W.H. Roscher places Stata mater among the indigitamenta, the list of deities maintained by Roman priests to assure that the correct divinity was invoked for rituals.[13]

See also

References

  1. Lawrence Richardson, A New Topographical Dictionary of Ancient Rome (Johns Hopkins University Press, 1992), p. 156.
  2. Festus 416 (edition of Lindsay): "An image of Stata Mater used to be venerated in the Forum.
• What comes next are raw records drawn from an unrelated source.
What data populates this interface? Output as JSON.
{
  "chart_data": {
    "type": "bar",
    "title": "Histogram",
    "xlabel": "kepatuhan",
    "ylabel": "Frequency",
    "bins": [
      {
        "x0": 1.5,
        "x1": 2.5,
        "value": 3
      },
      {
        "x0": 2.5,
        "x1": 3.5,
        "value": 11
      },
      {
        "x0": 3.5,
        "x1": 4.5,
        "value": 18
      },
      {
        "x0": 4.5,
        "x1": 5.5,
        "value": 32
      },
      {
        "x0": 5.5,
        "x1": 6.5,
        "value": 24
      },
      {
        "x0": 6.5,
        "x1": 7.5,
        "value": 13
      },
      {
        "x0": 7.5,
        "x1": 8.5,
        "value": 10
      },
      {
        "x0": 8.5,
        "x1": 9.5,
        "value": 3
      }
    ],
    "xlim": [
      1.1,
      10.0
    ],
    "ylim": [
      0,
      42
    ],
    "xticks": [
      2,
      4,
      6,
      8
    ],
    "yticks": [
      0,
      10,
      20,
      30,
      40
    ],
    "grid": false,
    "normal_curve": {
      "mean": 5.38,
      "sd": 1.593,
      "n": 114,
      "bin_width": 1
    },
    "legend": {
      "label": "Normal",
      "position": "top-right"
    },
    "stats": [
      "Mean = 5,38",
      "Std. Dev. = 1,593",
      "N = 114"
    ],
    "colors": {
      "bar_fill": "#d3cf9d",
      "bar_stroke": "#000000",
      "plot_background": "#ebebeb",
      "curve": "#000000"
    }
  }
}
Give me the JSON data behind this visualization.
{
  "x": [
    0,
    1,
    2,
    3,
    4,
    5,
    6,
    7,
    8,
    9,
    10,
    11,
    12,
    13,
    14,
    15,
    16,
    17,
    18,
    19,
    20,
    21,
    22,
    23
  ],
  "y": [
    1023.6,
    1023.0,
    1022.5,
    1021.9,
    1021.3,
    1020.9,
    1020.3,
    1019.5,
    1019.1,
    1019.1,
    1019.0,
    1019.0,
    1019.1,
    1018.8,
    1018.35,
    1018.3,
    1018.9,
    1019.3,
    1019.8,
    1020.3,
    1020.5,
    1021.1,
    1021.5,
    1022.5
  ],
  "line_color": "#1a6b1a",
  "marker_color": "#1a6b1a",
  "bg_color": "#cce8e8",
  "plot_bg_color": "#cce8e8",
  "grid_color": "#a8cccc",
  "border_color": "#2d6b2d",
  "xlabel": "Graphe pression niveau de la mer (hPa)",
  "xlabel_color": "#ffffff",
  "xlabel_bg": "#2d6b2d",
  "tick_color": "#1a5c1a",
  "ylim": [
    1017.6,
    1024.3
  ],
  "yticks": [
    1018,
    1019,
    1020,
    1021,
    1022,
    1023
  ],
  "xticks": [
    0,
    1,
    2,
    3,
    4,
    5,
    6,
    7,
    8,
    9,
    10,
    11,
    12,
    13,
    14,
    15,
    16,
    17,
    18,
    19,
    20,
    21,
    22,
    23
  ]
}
After Cotta paved it, so the stones wouldn't be damaged by fire, which occurred there at night quite frequently, a large segment of the population transmitted the goddess's cult into their own neighborhoods" (Statae Matris simulacrum in Foro colebatur; postquam id Cotta stravit, ne lapides igne corrumperentur, qui †plurimis† ibi fiebat nocturno tempore, magna pars populi in suos quique ucos rettulerunt eius deae cultum).
  3. John Bert Lott, The Neighborhoods of Augustan Rome (Cambridge University Press, 2004), p. 167.
  4. Lott, Neighborhoods of Augustan Rome, p.189.
  5. For instance, ILS 3306–9.
  6. Richardson, Topographical Dictionary, p. 428.
  7. Lott, Neighborhoods of Augustan Rome pp. 3, 79, 98, 168.
  8. Lott, Neighborhoods of Augustan Rome, p. x.
  9. CIL 6.761 = ILS 3308; Richardson, Topographical Dictionary, p. 157.
  10. Lott, Neighborhoods of Augustan Rome, p. 166.
  11. CIL 6.36809.
  12. Richardson, Topographical Dictionary, p. 157.
  13. W.H. Roscher, Ausführliches Lexikon der griechischen und römischen Mythologie (Leipzig: Teubner, 1890–94), vol. 2, pt. 1, p. 223.